Especialidades da pecuária de corte


    É comum buscar um médico especialista em coração (cardiologista) quando se quer saber sobre a saúde cárdio-vascular, ou buscar a orientação de um pneumologista se a queixa é de algo relacionado com os pulmões. Fazemos isso por entender que o especialista em determinado assunto é quem melhor se prepara para fazer sua função com excelência.
   Da mesma forma que acontece em diversos ramos de atividade humana, na pecuária também temos especialidades na atividade. Cada uma fase da pecuária de corte tem suas demandas para que o produto final seja considerado ideal.

- Cria: compreende o período de cobertura até a desmama; compõe-se do rebanho de fêmeas em reprodução, podendo estar incluída a recria de fêmeas para reposição, para crescimento do rebanho e para venda. Todos os machos são vendidos imediatamente após a desmama, em geral com seis a nove meses de idade. Além dos machos desmamados, são comercializados bezerras desmamadas, novilhas, vacas e touros. Em geral, as bezerras desmamadas e as novilhas jovens (um a dois anos) são vendidas para reprodução, enquanto as novilhas de dois a tres anos, as vacas e os touros descartados se destinam ao abate.

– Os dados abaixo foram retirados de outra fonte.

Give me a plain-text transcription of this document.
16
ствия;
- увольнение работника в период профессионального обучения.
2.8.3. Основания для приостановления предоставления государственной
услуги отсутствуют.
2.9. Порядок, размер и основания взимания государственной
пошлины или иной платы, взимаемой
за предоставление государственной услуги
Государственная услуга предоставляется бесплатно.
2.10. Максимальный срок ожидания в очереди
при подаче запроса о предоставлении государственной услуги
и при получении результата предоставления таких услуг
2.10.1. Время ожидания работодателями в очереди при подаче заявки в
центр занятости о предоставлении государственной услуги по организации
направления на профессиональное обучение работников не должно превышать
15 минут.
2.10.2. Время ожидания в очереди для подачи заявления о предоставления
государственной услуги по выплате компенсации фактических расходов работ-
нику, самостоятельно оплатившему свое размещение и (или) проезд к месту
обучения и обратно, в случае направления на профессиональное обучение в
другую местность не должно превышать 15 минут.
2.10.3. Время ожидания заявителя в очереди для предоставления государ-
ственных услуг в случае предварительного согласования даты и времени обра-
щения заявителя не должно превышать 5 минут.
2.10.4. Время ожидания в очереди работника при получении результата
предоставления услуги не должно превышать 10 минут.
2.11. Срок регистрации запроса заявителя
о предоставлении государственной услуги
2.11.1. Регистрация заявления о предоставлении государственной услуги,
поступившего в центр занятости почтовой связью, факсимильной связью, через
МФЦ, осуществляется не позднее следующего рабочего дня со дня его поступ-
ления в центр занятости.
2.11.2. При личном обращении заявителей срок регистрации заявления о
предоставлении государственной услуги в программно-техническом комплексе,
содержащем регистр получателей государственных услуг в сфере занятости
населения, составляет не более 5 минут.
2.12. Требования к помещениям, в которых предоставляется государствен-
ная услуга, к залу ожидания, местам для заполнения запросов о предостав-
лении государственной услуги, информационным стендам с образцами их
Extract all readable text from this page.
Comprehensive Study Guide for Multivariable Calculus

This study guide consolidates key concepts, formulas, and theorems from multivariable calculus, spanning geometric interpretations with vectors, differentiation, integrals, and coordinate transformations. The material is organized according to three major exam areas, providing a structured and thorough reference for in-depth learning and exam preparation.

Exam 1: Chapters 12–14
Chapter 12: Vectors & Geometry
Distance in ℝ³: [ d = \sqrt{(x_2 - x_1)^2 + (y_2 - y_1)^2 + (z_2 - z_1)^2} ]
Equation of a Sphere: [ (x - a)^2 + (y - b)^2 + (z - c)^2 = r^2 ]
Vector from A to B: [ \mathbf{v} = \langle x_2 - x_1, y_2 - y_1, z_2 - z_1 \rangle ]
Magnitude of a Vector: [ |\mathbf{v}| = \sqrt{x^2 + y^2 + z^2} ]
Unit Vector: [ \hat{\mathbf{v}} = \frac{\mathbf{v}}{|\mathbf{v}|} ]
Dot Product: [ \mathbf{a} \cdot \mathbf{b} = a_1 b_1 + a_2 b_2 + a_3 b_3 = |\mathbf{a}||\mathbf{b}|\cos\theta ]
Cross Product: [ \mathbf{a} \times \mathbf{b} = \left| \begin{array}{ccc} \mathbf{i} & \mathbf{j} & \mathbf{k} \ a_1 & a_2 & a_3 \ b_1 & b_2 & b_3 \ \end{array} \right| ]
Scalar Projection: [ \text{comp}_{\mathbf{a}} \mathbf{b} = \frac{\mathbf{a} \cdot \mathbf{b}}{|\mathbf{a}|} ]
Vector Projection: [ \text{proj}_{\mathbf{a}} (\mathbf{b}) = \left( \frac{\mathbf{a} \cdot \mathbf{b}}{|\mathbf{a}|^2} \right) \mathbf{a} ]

- Recria e engorda – essa atividade tem início com o bezerro desmamado e termina com o boi gordo. Entretanto, em função da oferta de garrotes de melhor qualidade, também pode começar com esse tipo de animal, o que, associado a uma boa alimentação, reduz o período de recria/engorda. O mesmo ocorre com bezerros desmamados de alta qualidade. Embora essa atividade tenha predominância de machos, verifica-se também a utilização de fêmeas.

 - Engorda (terminação) – nas décadas passadas foi exercida pelos chamados “invernistas”. Estes se localizavam em regiões de boas pastagens e aproveitavam a grande oferta de boi magro (24 a 36 meses de idade) da época. Atualmente, encontra-se bastante restrita como atividade isolada, sendo desenvolvida por um número reduzido de pecuaristas que também fazem a terminação de fêmeas. Essa mudança de cenário deve-se à expansão das áreas de pastagens cultivadas em regiões onde tradicionalmente não existiam e, por consequência, à redução da oferta de boi magro.
 
     - Cria, recria e engorda – considerada como atividade de ciclo completo, porém os machos são vendidos como bois gordos para abate, com idade de 15 a 42 meses, dependendo do sistema de produção em uso.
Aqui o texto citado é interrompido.